Im vergangenen Jahr hat die Karnevals-Kultur-Gesellschaft Geldern (KKG) den Umzug am Tulpensonntag erstmals abgesagt. Die Gründe: Probleme bei der Finanzierung, offene Haftungsfragen und mangelnde Wertschätzung, wie es vom Verein hieß. Die Mitglieder seien frustriert, dass immer wieder – zum Beispiel in sozialen Netzwerken – ausgiebig über den Gelderner Zug genörgelt wird. Er sei zu klein, zu langweilig, zu unspektakulär. Vorsitzende Christiana Fee Plaumann damals: „Wir möchten nicht immer der Prellbock sein. Man muss eine andere Lösung finden, wie auch immer die geartet ist.“Sollte sich ein Komitee bilden, das den Gelderner Zug in Angriff nimmt, wäre die KKG mit Rat und Tat dabei, versicherte sie.
Genau das hat Jannik Berbalk nun vor. Er will den Verein „Erhaltung des Kultur-Karnevals Geldern“gründen und im Jahr 2021 wieder einen Karnevalszug ausrichten. Dazu soll es im Februar ein erstes Treffen mit allen Interessierten geben. „Es gibt viele junge Menschen, die sich an der Organisation beteiligen und frischen Wind in den Karneval in Geldern bringen wollen“, sagt Berbalk. „Wenn wir jetzt nicht handeln, dann bleibt der Karnevalsumzug in
Geldern nur eins: eine verblassende Erinnerung.“
Der Verein ist dabei nur ein Teil der Idee. Die konkrete Organisation des Zugs soll nämlich ein Bürgerkommitee übernehmen, in dem sich jeder engagieren kann. 15 bis 20 Leute, hofft Berbalk, aus Vereinen, Politik, von der Stadtverwaltung, Leiter von Schulen und Kitas sowie Anwohner will er an einen Tisch bringen. Dabei setzt er darauf, dass viele Jüngere sich beteiligen und den Karneval neu erfinden. Er wünscht sich mehr Interaktion beim Zug, zum Beispiel durch gemeinsame Tänze oder Spiele. Zudem könne man über ein Alkoholverbot diskutieren.

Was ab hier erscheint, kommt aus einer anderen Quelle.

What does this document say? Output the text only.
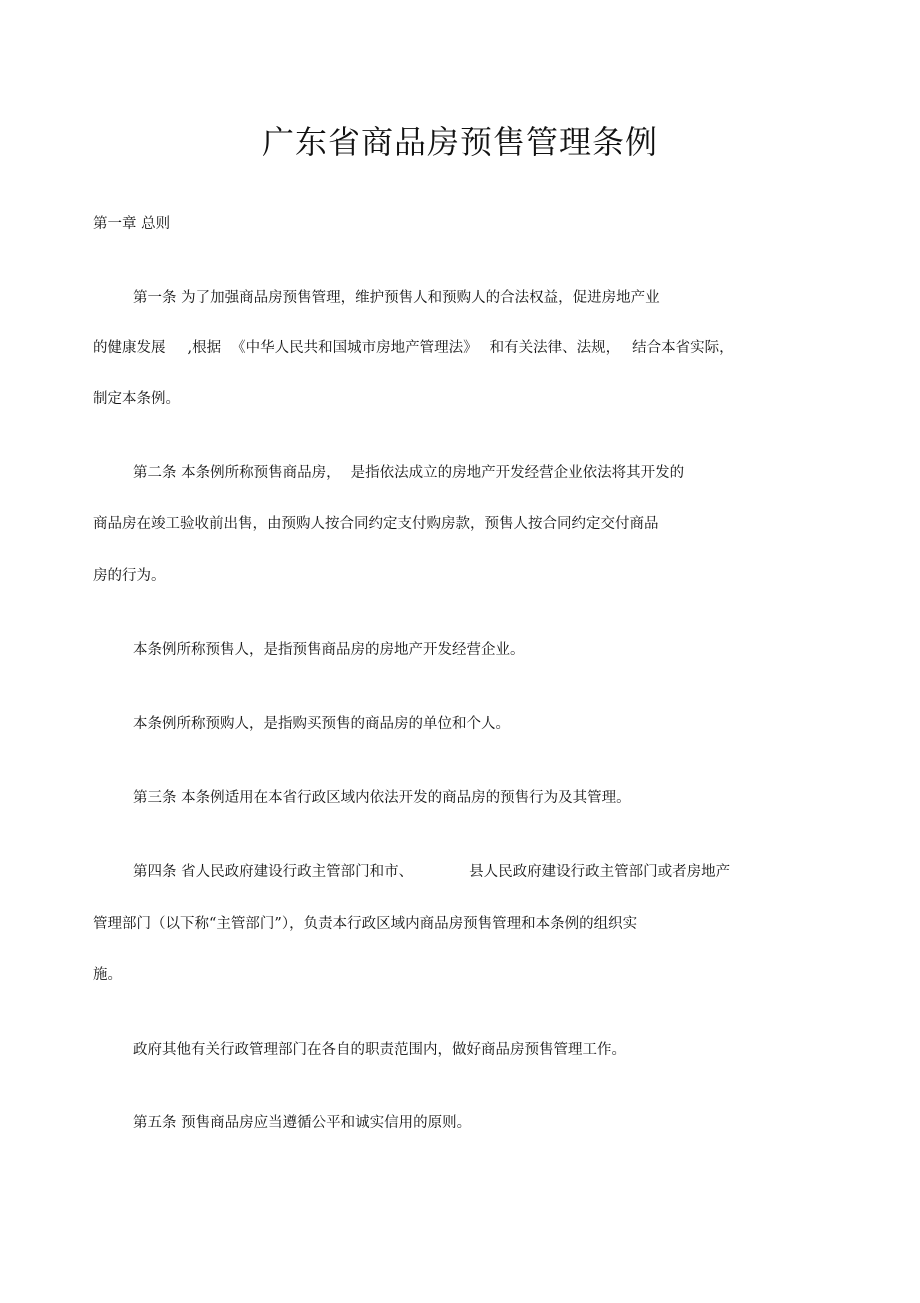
广东省商品房预售管理条例
第一章 总则
第一条 为了加强商品房预售管理，维护预售人和预购人的合法权益，促进房地产业
的健康发展 ,根据 《中华人民共和国城市房地产管理法》 和有关法律、法规， 结合本省实际，
制定本条例。
第二条 本条例所称预售商品房， 是指依法成立的房地产开发经营企业依法将其开发的
商品房在竣工验收前出售，由预购人按合同约定支付购房款，预售人按合同约定交付商品
房的行为。
本条例所称预售人，是指预售商品房的房地产开发经营企业。
本条例所称预购人，是指购买预售的商品房的单位和个人。
第三条 本条例适用在本省行政区域内依法开发的商品房的预售行为及其管理。
第四条 省人民政府建设行政主管部门和市、	县人民政府建设行政主管部门或者房地产
管理部门（以下称“主管部门”），负责本行政区域内商品房预售管理和本条例的组织实
施。
政府其他有关行政管理部门在各自的职责范围内，做好商品房预售管理工作。
第五条 预售商品房应当遵循公平和诚实信用的原则。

Aber auch organisatorisch müsse man sich verändern, findet der 21-Jährige. So könne er sich vorstellen, dass die Stadt Geldern die
Haftung für die Veranstaltung übernimmt. Auch bei den Finanzen wolle man auf Unterstützung der Stadtverwaltung sowie auf Spender und Sponsoren setzen. Die neue Gruppierung soll die klassischen Karnevalsvereine dabei nicht ersetzen, betonen Jannik Berbalk und Mitorganisator Etienne Küppers.
Bei Facebook hat der Klimaaktivist einige Gelderner mit seinem Engagement irritiert. Sie zweifeln, dass sich buntes Karnevalstreiben mit in Plastik verpackten Bonbons und durch Traktoren gezogene Wagen mit dem Klimaschutz vereinbaren lassen. „Das klingt mir eher nach einem ironischen Widerspruch in sich“, schreibt ein Nutzer.

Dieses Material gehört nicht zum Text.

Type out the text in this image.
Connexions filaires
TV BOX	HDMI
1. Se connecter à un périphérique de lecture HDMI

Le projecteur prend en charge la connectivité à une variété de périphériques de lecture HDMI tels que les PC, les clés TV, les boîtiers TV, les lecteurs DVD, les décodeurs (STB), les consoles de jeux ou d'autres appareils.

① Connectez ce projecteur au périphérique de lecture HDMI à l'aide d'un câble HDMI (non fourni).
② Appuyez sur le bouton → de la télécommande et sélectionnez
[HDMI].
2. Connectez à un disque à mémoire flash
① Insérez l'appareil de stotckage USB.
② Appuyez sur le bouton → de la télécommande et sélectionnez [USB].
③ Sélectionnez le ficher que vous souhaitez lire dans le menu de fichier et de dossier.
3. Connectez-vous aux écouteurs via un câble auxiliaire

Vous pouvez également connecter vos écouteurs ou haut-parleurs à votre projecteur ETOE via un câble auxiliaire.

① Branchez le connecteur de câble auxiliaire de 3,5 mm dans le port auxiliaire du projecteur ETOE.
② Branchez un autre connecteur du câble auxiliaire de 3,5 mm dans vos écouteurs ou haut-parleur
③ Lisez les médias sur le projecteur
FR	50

Jannik Berbalk hingegen sieht darin keine Diskrepanz. „Natürlich ist Karneval nicht das umweltfreundlichste Fest. Aber jegliche Art von Festen werden durch „Fridays for Future“nicht in Frage gestellt. Weder verbietet unsere Bewegung das Autofahren noch den Einkauf bestimmter Produkte, Ziel ist ein langfristiges Umdenken“, sagt er. „Die Stellschrauben sind nicht im Karneval anzusetzen, sondern viel weiter oben.“Damit zum Beispiel E-Traktoren irgendwann die Karnevalswagen ziehen.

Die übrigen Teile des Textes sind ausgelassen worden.